Long-term opiate use and risk of cardiovascular mortality : results from the Golestan Cohort Study
Published on behalf of the European Society of Cardiology. All rights reserved. © The Author(s) 2020. For permissions, please email: journals.permissionsoup.com..
AIMS: Tens of millions of people worldwide use opiates but little is known about their potential role in causing cardiovascular diseases. We aimed to study the association of long-term opiate use with cardiovascular mortality and whether this association is independent of the known risk factors.

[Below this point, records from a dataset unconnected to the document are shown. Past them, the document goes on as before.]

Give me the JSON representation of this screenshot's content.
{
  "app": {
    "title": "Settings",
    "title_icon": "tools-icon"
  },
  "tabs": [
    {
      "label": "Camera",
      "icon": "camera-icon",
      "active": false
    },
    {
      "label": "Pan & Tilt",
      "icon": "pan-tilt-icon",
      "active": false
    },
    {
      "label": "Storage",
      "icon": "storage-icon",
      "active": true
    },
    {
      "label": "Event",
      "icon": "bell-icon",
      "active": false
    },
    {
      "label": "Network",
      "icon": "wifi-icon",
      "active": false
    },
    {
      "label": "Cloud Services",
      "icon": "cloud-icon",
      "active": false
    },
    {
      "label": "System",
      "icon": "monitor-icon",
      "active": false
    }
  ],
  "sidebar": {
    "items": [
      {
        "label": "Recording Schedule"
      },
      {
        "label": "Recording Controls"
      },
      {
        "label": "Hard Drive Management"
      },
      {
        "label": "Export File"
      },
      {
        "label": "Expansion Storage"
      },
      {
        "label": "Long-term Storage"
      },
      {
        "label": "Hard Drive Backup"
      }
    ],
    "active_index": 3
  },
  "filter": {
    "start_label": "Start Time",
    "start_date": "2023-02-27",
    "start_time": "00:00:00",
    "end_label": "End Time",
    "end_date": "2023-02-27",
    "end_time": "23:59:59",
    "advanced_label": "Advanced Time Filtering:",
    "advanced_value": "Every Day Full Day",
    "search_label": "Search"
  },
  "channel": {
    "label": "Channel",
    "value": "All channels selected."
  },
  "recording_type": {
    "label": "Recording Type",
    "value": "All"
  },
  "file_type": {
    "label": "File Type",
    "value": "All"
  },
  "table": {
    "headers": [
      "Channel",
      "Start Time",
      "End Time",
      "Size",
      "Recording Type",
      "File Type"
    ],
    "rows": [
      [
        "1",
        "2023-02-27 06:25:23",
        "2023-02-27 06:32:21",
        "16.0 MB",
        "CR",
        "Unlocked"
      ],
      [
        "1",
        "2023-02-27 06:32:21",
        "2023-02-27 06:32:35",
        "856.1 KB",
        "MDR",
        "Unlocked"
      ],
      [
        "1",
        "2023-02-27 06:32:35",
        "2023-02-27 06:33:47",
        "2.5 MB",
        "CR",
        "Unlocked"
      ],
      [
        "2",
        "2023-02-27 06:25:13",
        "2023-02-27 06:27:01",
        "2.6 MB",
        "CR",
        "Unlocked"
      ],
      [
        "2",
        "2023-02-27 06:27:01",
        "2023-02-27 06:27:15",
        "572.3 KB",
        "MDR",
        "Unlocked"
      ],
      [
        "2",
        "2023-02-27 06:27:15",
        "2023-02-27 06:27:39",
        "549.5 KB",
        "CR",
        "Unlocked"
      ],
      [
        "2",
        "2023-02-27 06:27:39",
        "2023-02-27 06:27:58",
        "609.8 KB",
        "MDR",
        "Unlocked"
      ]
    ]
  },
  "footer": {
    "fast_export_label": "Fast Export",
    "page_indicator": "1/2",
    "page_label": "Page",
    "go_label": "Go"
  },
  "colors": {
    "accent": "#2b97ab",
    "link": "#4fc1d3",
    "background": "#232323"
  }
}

METHODS AND RESULTS: In the population-based Golestan Cohort Study-50 045 Iranian participants, 40-75 years, 58% women-we used Cox regression to estimate hazard ratios and 95% confidence intervals (HRs, 95% CIs) for the association of opiate use (at least once a week for a period of 6 months) with cardiovascular mortality, adjusting for potential confounders-i.e. age, sex, education, wealth, residential place, marital status, ethnicity, and tobacco and alcohol use. To show independent association, the models were further adjusted for hypertension, diabetes, waist and hip circumferences, physical activity, fruit/vegetable intake, aspirin and statin use, and history of cardiovascular diseases and cancers. In total, 8487 participants (72.2% men) were opiate users for a median (IQR) of 10 (4-20) years. During 548 940 person-years-median of 11.3 years, >99% success follow-up-3079 cardiovascular deaths occurred, with substantially higher rates in opiate users than non-users (1005 vs. 478 deaths/100 000 person-years). Opiate use was associated with increased cardiovascular mortality, with adjusted HR (95% CI) of 1.63 (1.49-1.79). Overall 10.9% of cardiovascular deaths were attributable to opiate use. The association was independent of the traditional cardiovascular risk factors.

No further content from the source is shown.